For an appreciable increase in the flow of air coming into a direct contact with the water being passed, the spillway of the proposed design permits to use the kinetic energy of the water falling down from the crest 5 of the dam 1 in the course of passing the water from the forebay 2 (FIG. 1) into the afterbay 3. Owing to an increased flow rate of this air in the spillway of the proposed design, the kinetic energy of the water being passed is dissipated more efficiently, the amount of oxygen dissolved in the water increases, which results in a decreased amount of impurities left in the water.

Claims

1. A dam spillway to pass water over the crest from a forebay into an afterbay, comprising:

a vertically disposed mixing chamber having an inlet section opening into the atmosphere;

a horizontally mounted diffuser communicating with said mixing chamber; an upper wall of said diffuser;

a flotation zone;

an intake arrangement of said mixing chamber, ensuring formation of said flotation zone downstream of said diffuser;

a water flow divider of said intake arrangement, located above said mixing chamber and made in the form of a screen composed of chutes;

a water breaking grid of said intake arrangement, installed transversely in said inlet section of said mixing chamber and composed of bluff members;

air intake ducts of said intake arrangement, made in a wall of said mixing chamber below said water breaking grid in close proximity thereto;

a froth collector arranged on the surface of said afterbay downstream of said flotation zone.

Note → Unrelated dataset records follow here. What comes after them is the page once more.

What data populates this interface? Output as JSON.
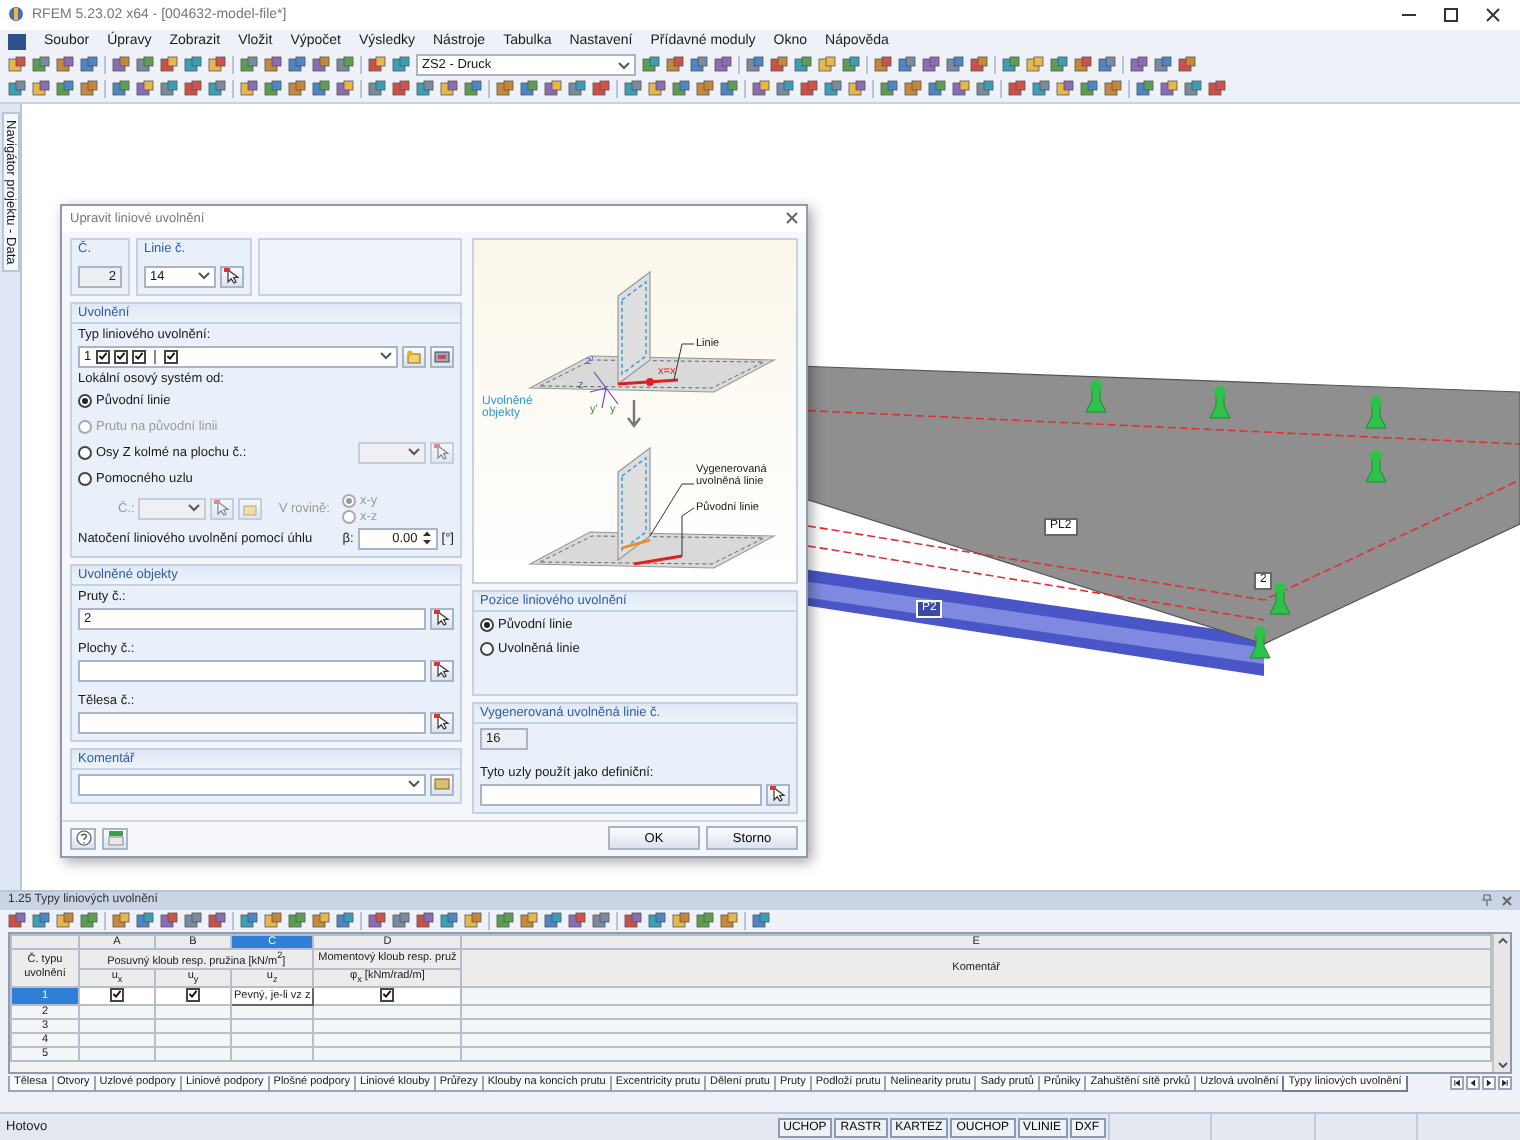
{
  "window": {
    "title": "RFEM 5.23.02 x64 - [004632-model-file*]"
  },
  "menu": [
    "Soubor",
    "Úpravy",
    "Zobrazit",
    "Vložit",
    "Výpočet",
    "Výsledky",
    "Nástroje",
    "Tabulka",
    "Nastavení",
    "Přídavné moduly",
    "Okno",
    "Nápověda"
  ],
  "toolbar": {
    "load_case": "ZS2 - Druck"
  },
  "navigator": {
    "label": "Navigátor projektu - Data"
  },
  "model_view": {
    "labels": [
      {
        "kind": "surface",
        "text": "PL2"
      },
      {
        "kind": "member",
        "text": "P2"
      },
      {
        "kind": "node",
        "text": "2"
      }
    ]
  },
  "dialog": {
    "title": "Upravit liniové uvolnění",
    "number": {
      "label": "Č.",
      "value": "2"
    },
    "line": {
      "label": "Linie č.",
      "value": "14"
    },
    "release": {
      "heading": "Uvolnění",
      "type_label": "Typ liniového uvolnění:",
      "type_number": "1",
      "type_checks": [
        {
          "checked": true
        },
        {
          "checked": true
        },
        {
          "checked": true
        },
        {
          "checked": true
        }
      ],
      "axis_label": "Lokální osový systém od:",
      "axis_options": [
        {
          "label": "Původní linie",
          "selected": true,
          "disabled": false
        },
        {
          "label": "Prutu na původní linii",
          "selected": false,
          "disabled": true
        },
        {
          "label": "Osy Z kolmé na plochu č.:",
          "selected": false,
          "disabled": false
        },
        {
          "label": "Pomocného uzlu",
          "selected": false,
          "disabled": false
        }
      ],
      "node_label": "Č.:",
      "plane_label": "V rovině:",
      "plane_options": [
        {
          "label": "x-y",
          "selected": true,
          "disabled": true
        },
        {
          "label": "x-z",
          "selected": false,
          "disabled": true
        }
      ],
      "rotation_label": "Natočení liniového uvolnění pomocí úhlu",
      "beta_label": "β:",
      "beta_value": "0.00",
      "beta_unit": "[°]"
    },
    "objects": {
      "heading": "Uvolněné objekty",
      "fields": [
        {
          "label": "Pruty č.:",
          "value": "2"
        },
        {
          "label": "Plochy č.:"
        },
        {
          "label": "Tělesa č.:"
        }
      ]
    },
    "comment": {
      "heading": "Komentář"
    },
    "diagram": {
      "labels": [
        {
          "kind": "line",
          "text": "Linie"
        },
        {
          "kind": "objects",
          "text": "Uvolněné objekty"
        },
        {
          "kind": "generated",
          "text": "Vygenerovaná uvolněná linie"
        },
        {
          "kind": "original",
          "text": "Původní linie"
        },
        {
          "kind": "axis_x",
          "text": "x=x'"
        },
        {
          "kind": "axis_z1",
          "text": "z'"
        },
        {
          "kind": "axis_z",
          "text": "z"
        },
        {
          "kind": "axis_y1",
          "text": "y'"
        },
        {
          "kind": "axis_y",
          "text": "y"
        }
      ]
    },
    "position": {
      "heading": "Pozice liniového uvolnění",
      "options": [
        {
          "label": "Původní linie",
          "selected": true
        },
        {
          "label": "Uvolněná linie",
          "selected": false
        }
      ]
    },
    "generated": {
      "heading": "Vygenerovaná uvolněná linie č.",
      "value": "16",
      "nodes_label": "Tyto uzly použít jako definiční:"
    },
    "buttons": [
      "OK",
      "Storno"
    ]
  },
  "table_panel": {
    "title": "1.25 Typy liniových uvolnění",
    "row_header": "Č. typu uvolnění",
    "columns": [
      {
        "letter": "A",
        "selected": false
      },
      {
        "letter": "B",
        "selected": false
      },
      {
        "letter": "C",
        "selected": true
      },
      {
        "letter": "D",
        "selected": false
      },
      {
        "letter": "E",
        "selected": false
      }
    ],
    "header_groups": [
      {
        "text": "Posuvný kloub resp. pružina [kN/m$^{2}$]",
        "subheaders": [
          "u$_{x}$",
          "u$_{y}$",
          "u$_{z}$"
        ]
      },
      {
        "text": "Momentový kloub resp. pruž",
        "subheaders": [
          "φ$_{x}$ [kNm/rad/m]"
        ]
      },
      {
        "text": "Komentář"
      }
    ],
    "rows": [
      {
        "number": "1",
        "selected": true,
        "cells": [
          {
            "kind": "checkbox",
            "checked": true
          },
          {
            "kind": "checkbox",
            "checked": true
          },
          {
            "kind": "text",
            "text": "Pevný, je-li vz z"
          },
          {
            "kind": "checkbox",
            "checked": true
          }
        ]
      },
      {
        "number": "2",
        "selected": false
      },
      {
        "number": "3",
        "selected": false
      },
      {
        "number": "4",
        "selected": false
      },
      {
        "number": "5",
        "selected": false
      }
    ],
    "tabs": [
      {
        "label": "Tělesa",
        "selected": false
      },
      {
        "label": "Otvory",
        "selected": false
      },
      {
        "label": "Uzlové podpory",
        "selected": false
      },
      {
        "label": "Liniové podpory",
        "selected": false
      },
      {
        "label": "Plošné podpory",
        "selected": false
      },
      {
        "label": "Liniové klouby",
        "selected": false
      },
      {
        "label": "Průřezy",
        "selected": false
      },
      {
        "label": "Klouby na koncích prutu",
        "selected": false
      },
      {
        "label": "Excentricity prutu",
        "selected": false
      },
      {
        "label": "Dělení prutu",
        "selected": false
      },
      {
        "label": "Pruty",
        "selected": false
      },
      {
        "label": "Podloží prutu",
        "selected": false
      },
      {
        "label": "Nelinearity prutu",
        "selected": false
      },
      {
        "label": "Sady prutů",
        "selected": false
      },
      {
        "label": "Průniky",
        "selected": false
      },
      {
        "label": "Zahuštění sítě prvků",
        "selected": false
      },
      {
        "label": "Uzlová uvolnění",
        "selected": false
      },
      {
        "label": "Typy liniových uvolnění",
        "selected": true
      }
    ]
  },
  "status_bar": {
    "text": "Hotovo",
    "toggles": [
      "UCHOP",
      "RASTR",
      "KARTEZ",
      "OUCHOP",
      "VLINIE",
      "DXF"
    ]
  }
}
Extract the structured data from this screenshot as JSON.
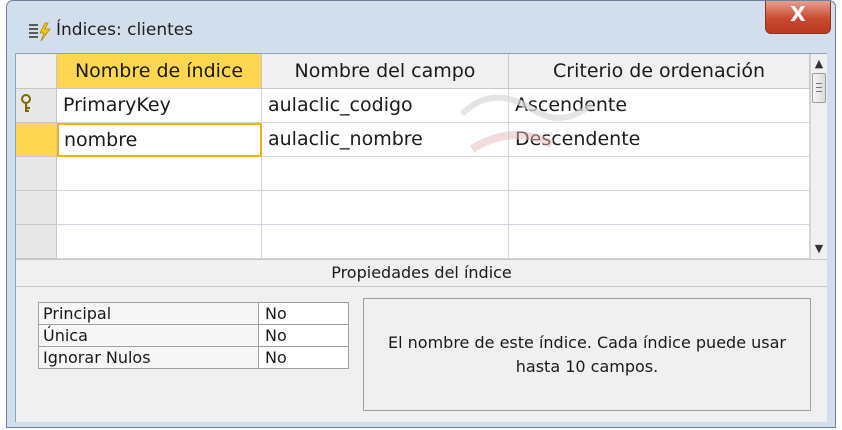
{
  "window": {
    "title": "Índices: clientes",
    "close_label": "X"
  },
  "grid": {
    "headers": [
      "Nombre de índice",
      "Nombre del campo",
      "Criterio de ordenación"
    ],
    "rows": [
      {
        "indicator": "key-icon",
        "cells": [
          "PrimaryKey",
          "aulaclic_codigo",
          "Ascendente"
        ]
      },
      {
        "indicator": "current",
        "cells": [
          "nombre",
          "aulaclic_nombre",
          "Descendente"
        ]
      },
      {
        "indicator": "",
        "cells": [
          "",
          "",
          ""
        ]
      },
      {
        "indicator": "",
        "cells": [
          "",
          "",
          ""
        ]
      },
      {
        "indicator": "",
        "cells": [
          "",
          "",
          ""
        ]
      }
    ]
  },
  "properties": {
    "band_title": "Propiedades del índice",
    "items": [
      {
        "label": "Principal",
        "value": "No"
      },
      {
        "label": "Única",
        "value": "No"
      },
      {
        "label": "Ignorar Nulos",
        "value": "No"
      }
    ],
    "help_text": "El nombre de este índice. Cada índice puede usar hasta 10 campos."
  },
  "colors": {
    "selected_header": "#ffd652",
    "focus_border": "#f0b400",
    "close_button": "#c94a30"
  }
}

2. A dam spillway as claimed in claim 1, comprising:

an air separation chamber, an upper wall of said air separation chamber; said upper wall attached to said upper wall of said diffuser in a step-like manner and provided with perforations to create thereabove said flotation zone;

an adjustable perforated baffle attached to said upper wall of said air separation chamber at the outlet thereof.

3. A dam spillway to pass water from the forebay into the afterbay, comprising:

n channels disposed equidistantly relative to each other;

n vertically disposed mixing chambers equal to the number of channels, an outlet section of each of said n mixing chambers opening into the atmosphere;

n horizontally mounted diffusers equal to the number of said mixing chambers; each of said n diffusers communicating with a suitable chamber out of said n mixing chambers;

a flotation zone formed downstream of said n diffusers;

n intake arrangements equal to the number of said mixing chambers, ensuring formation of said flotation zone;

n water flow dividers equal to the number of intake arrangements, joined in a single common water flow divider disposed above said n mixing chambers and made in the form of a screen composed of chutes;

n water breaking grids equal to the number of intake arrangements, joined in a single common water breaking grid installed in said inlet sections of each of n said mixing chambers and composed of bluff members;

n air intake ducts equal to the number of said intake arrangements, made in the walls of suitable said n mixing chambers below said single common water breaking grid in close proximity thereto;

a froth collector arranged on the surface of said afterbay downstream of said flotation zone.